The clean-up operation appears to have been thorough elsewhere too. The cryptography debacle made PlayStation 3 vulnerable to softmodding - a hack that requires no adjustment of the hardware, and could be achieved with just one download and a USB stick. It was exactly this kind of simplistic hack that plagued the PSP, but with the more sophisticated security of the PlayStation 3, Sony was able to come up with revised security keys for encrypting newer PS3 titles, and was also able to hide those keys in places within the system update that hackers were no longer able to read with ease.

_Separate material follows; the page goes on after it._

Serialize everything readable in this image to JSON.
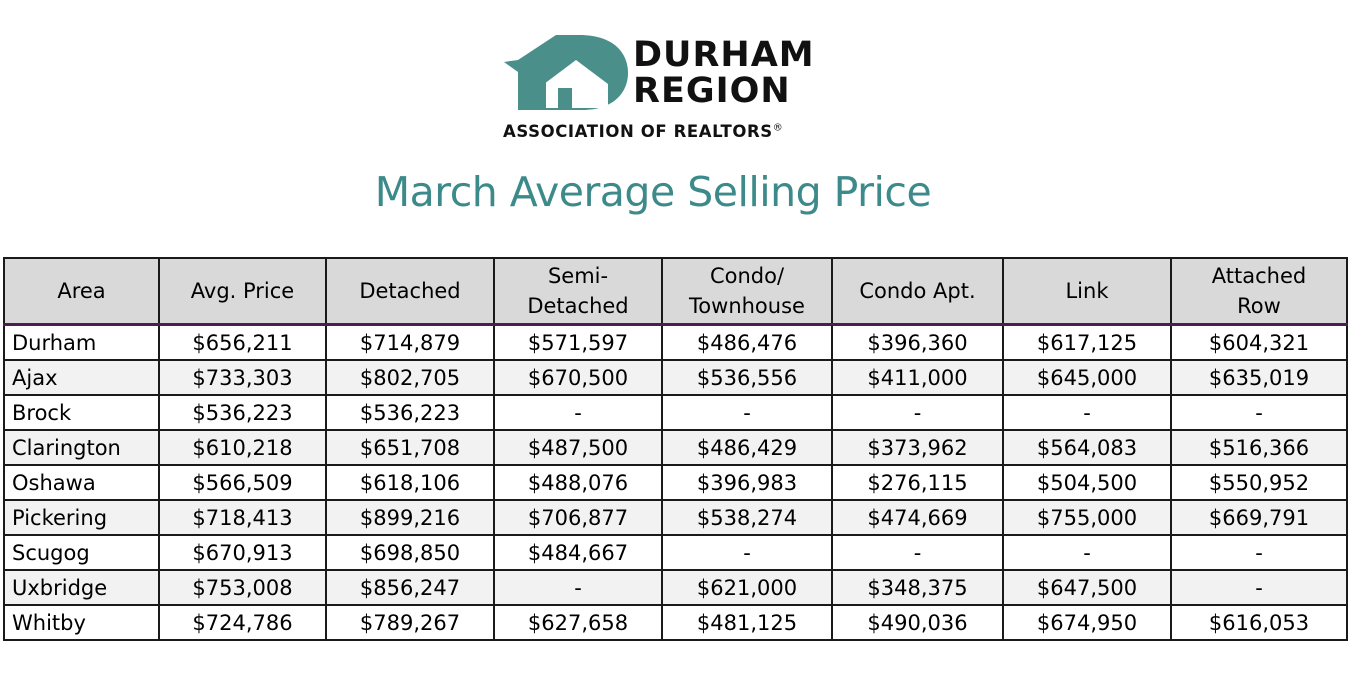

In the here and now, pirates are locked onto the obsolete firmware 3.55 and without the decryption keys from more recent system updates, they are completely unable to access the PlayStation Network or indeed play any titles requiring 3.60+ firmwares unless they upgrade. From being the most compromised, piracy-ready platform on the market for a period of months, the PlayStation 3 is now the most secure.
While there may be the worry that the newer decryption keys could be extracted, Sony can rest easy in the knowledge that hackers cannot effectively monetise that knowledge - and at the end of the day, while "true" hackers search out exploits for launching homebrew code, piracy is sustained by the markets for enabling peripherals - be it from tools to open Xbox 360s, replacement DVD-ROM PCBs, or other devices. The softmod approach to the PS3 effectively killed off that economy, and it remains to be seen what other hardware exploits remain on the Sony platform and whether the recent waves of modchips will puncture Sony's security provisions.
For its part, Nintendo appears to have all but given up on the Wii, where certain games have save game exploits that can run unsigned code and enable both homebrew and piracy, while recent rumours suggest that Far East companies that make their living from facilitating piracy are working on a 3DS flashcard hardware that allows for the counterfeit games to run on the handheld - a project that could be potentially catastrophic for developers and publishers supporting the the fledgling system.
Once exploits have been discovered, re-securing a console becomes a cat and mouse game between hackers and console manufacturers. The important thing here - as with all anti-piracy technologies regardless of platform - is to ensure that legitimate users do not have any kind of impacted experience and shouldn't even be aware of the measures being taken at all. Sony's all-too-frequent firmware updates do upset many - though perhaps not as much as the lengthy software patches - but when innocent gamers are locked out of services they have paid for, questions do need to be asked about how infallible these technologies actually are, and how transparent the platform holders are being in the measures they are taking against their own userbase.